Zusammenfassend ist festzuhalten, dass geschlechtsdifferenzierendes Erziehungsverhalten nicht nur durch das Geschlecht der Kinder, sondern auch durch das der Sozialisationsagenten beeinflusst wird. Hinzukommt, dass die Verstärkungspraxis auch von der Situation abzuhängen scheint, wie sich daran zeigt, dass Jungen im Kindergarten sogar von männlichen Betreuern für Verhaltensweisen gelobt werden, die eigentlich dem gegengeschlechtlichen Stereotyp zuzurechnen sind.
Bei Jungen zeichnet sich das Bild ab, dass Mütter und Erzieher eher neutrales und mädchenhaftes Verhalten fördern, während Väter eher Nachdruck auf Geschlechtsrollenkonformität legen. Bei Mädchen sind Väter dagegen toleranter gegenüber Abweichungen, und hierin stimmen sie weitgehend mit der Haltung der Mütter und anderer kleiner Mädchen überein.
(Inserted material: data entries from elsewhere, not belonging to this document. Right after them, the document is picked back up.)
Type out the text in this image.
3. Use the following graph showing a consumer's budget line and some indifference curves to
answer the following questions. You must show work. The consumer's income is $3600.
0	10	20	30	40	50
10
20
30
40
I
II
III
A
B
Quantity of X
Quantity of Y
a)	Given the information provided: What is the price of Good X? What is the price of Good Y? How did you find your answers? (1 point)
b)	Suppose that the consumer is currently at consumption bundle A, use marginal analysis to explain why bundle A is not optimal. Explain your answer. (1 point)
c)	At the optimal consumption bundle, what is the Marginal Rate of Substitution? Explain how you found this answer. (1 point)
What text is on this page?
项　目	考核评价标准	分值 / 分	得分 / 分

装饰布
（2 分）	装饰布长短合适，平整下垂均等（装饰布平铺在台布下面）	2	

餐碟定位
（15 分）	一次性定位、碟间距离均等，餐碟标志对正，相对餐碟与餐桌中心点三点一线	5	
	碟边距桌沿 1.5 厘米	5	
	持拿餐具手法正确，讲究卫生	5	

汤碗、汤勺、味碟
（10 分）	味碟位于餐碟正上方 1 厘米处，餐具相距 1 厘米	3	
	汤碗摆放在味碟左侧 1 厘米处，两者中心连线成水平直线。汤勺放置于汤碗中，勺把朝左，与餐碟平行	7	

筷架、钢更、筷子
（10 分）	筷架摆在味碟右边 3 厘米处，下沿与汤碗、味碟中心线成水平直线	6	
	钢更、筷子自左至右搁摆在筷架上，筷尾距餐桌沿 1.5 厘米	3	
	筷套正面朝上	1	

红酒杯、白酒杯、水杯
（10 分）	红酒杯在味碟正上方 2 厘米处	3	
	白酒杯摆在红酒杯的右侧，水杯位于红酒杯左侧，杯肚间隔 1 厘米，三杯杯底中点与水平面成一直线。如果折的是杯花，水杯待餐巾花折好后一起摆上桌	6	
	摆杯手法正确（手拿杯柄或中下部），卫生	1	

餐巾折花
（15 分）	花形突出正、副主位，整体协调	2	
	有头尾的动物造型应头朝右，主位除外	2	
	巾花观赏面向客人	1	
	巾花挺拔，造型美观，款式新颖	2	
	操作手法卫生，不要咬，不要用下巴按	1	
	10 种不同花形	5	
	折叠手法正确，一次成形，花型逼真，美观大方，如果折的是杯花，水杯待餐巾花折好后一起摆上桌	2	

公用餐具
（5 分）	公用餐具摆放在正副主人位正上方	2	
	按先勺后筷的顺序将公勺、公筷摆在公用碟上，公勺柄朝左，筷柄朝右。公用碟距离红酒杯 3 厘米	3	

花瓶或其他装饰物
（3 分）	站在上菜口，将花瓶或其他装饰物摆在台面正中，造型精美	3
Besonders interessant ist das Verhalten kleiner Jungen: Sie scheinen neben den Vätern noch am ehesten Geschlechtsrollenverstärkung auszuüben – und das, obwohl sie ihrerseits eigentlich widersprüchliche Botschaften erhalten. Da sie im fraglichen Alter auch kaum über explizite Kenntnisse zur Geschlechtlichkeit verfügen, stellt sich die interessante Frage, wie sie so frühzeitig dazu kommen, Maßstäbe für geschlechtsrollenkonformes Verhalten zu entwickeln. Dieses Thema müssen wir allerdings auf ein späteres Kapitel verschieben.